Hasta cuándo se detendrá la sed de sangre de la violencia, que día a día interrumpe la vida de algún ciudadano para saciarse. Hasta cuándo más familias cargando a cuestas con el dolor de haber perdido algún familiar y con la incertidumbre de ser un caso más para las estadísticas mortuorias. Hasta cuándo más hijos, padres, hermanos, esposos, viudas, abandonados a su suerte, clamando justicia, porque las balas asesinas de un desalmado decidieron truncar los días de sus seres queridos.

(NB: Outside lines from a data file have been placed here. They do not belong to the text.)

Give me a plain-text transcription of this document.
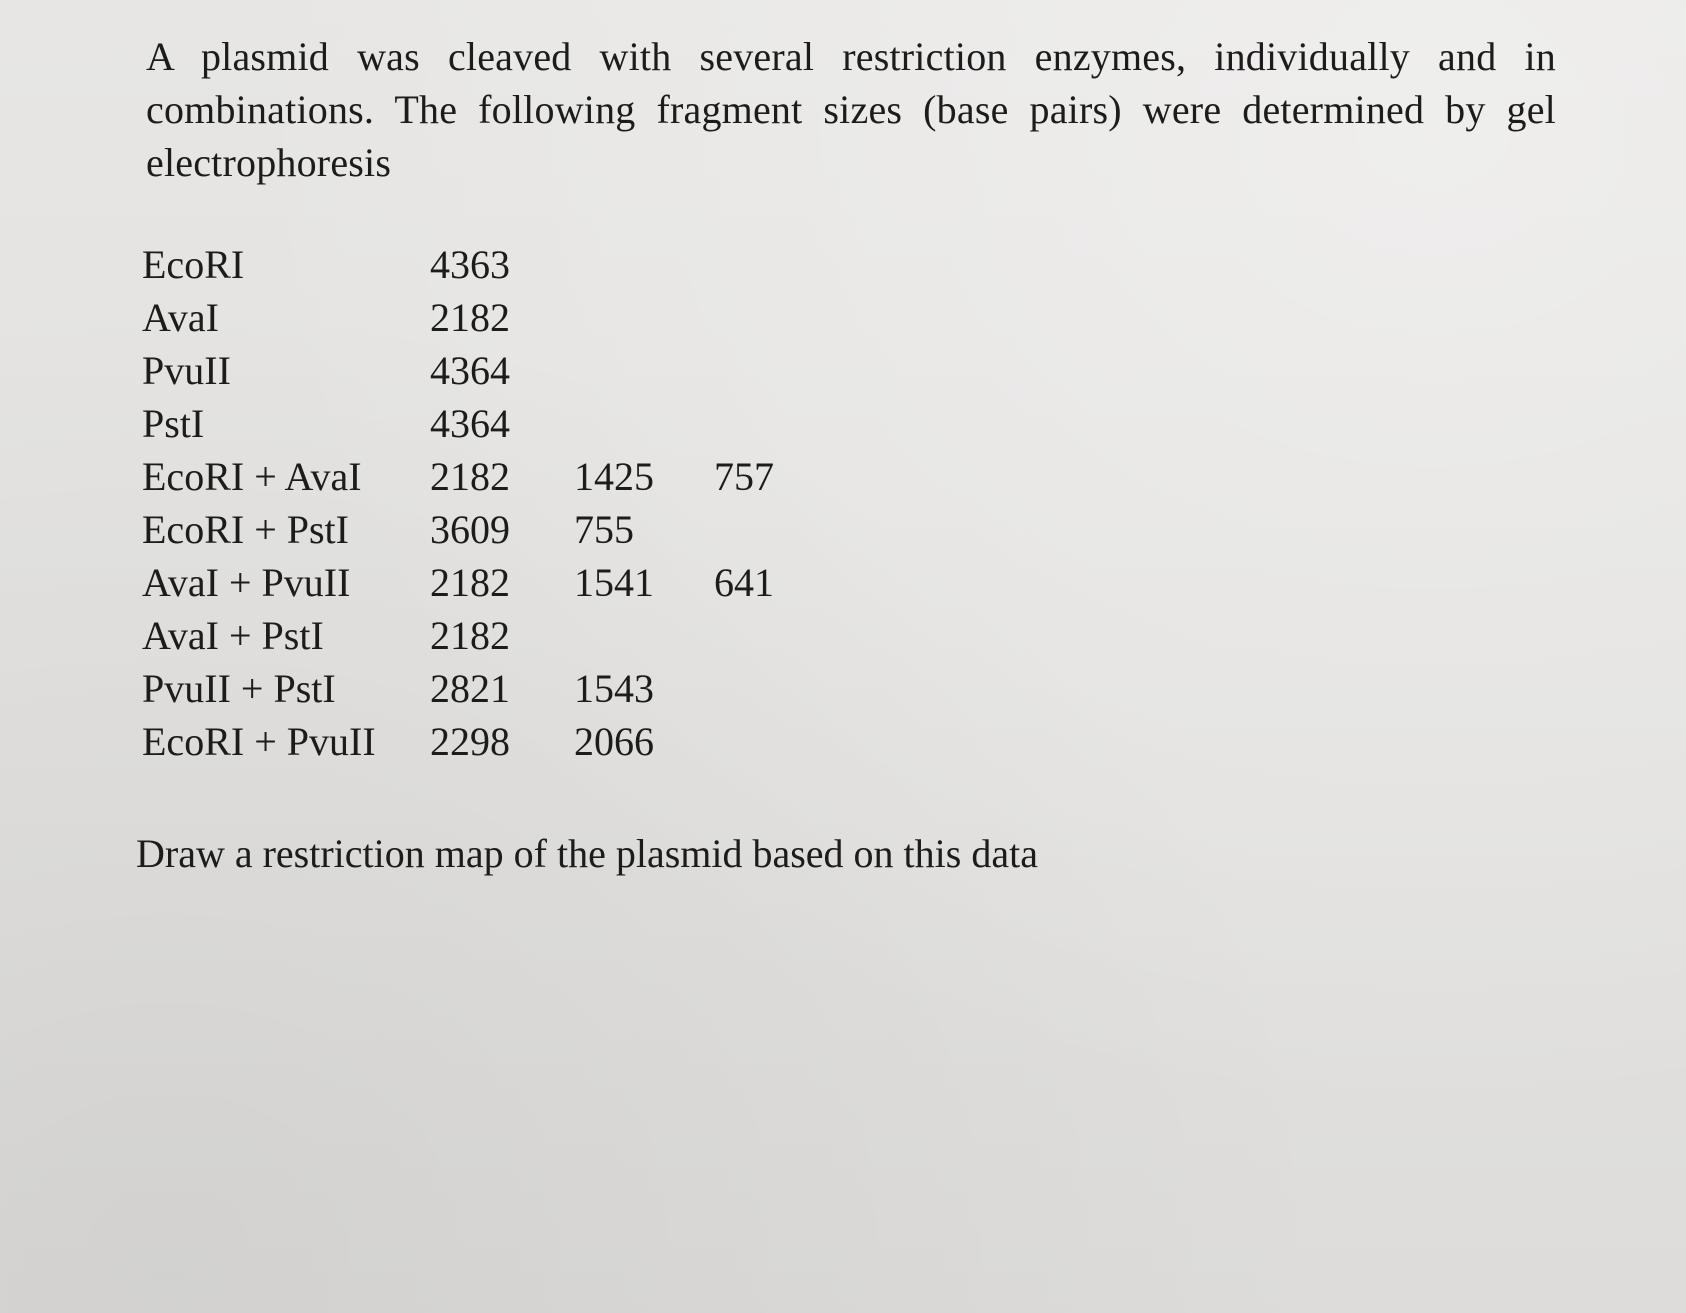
A plasmid was cleaved with several restriction enzymes, individually and in combinations. The following fragment sizes (base pairs) were determined by gel electrophoresis

EcoRI	4363
AvaI	2182
PvuII	4364
PstI	4364
EcoRI + AvaI 2182 1425 757
EcoRI + PstI 3609 755
AvaI + PvuII 2182 1541 641
AvaI + PstI	2182
PvuII + PstI 2821 1543
EcoRI + PvuII 2298 2066
Draw a restriction map of the plasmid based on this data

La madre patria agoniza cada momento y somos incapaces de acudir en su auxilio. Los jinetes de la impunidad y la corrupción galopan sin cesar adueñándose cada vez más del territorio nacional, de nuestros niños y jóvenes llamados a enlistarse en una guerra entre hermanos, sin nombre, sin causa ni razón, sin esperanza ni compasión.
Los días transcurren y la lista de muertes se agiganta. Mientras tanto, nos familiarizamos y nos conformamos con la situación que nos ha tocado vivir, pues sin querer nos convertimos en testigos silenciosos de la sombra enrojecida de la violencia que deja en su cabalgar las huellas de la muerte y el desamparo en una sociedad a punto de colapsar, con una justicia ciega y sordomuda.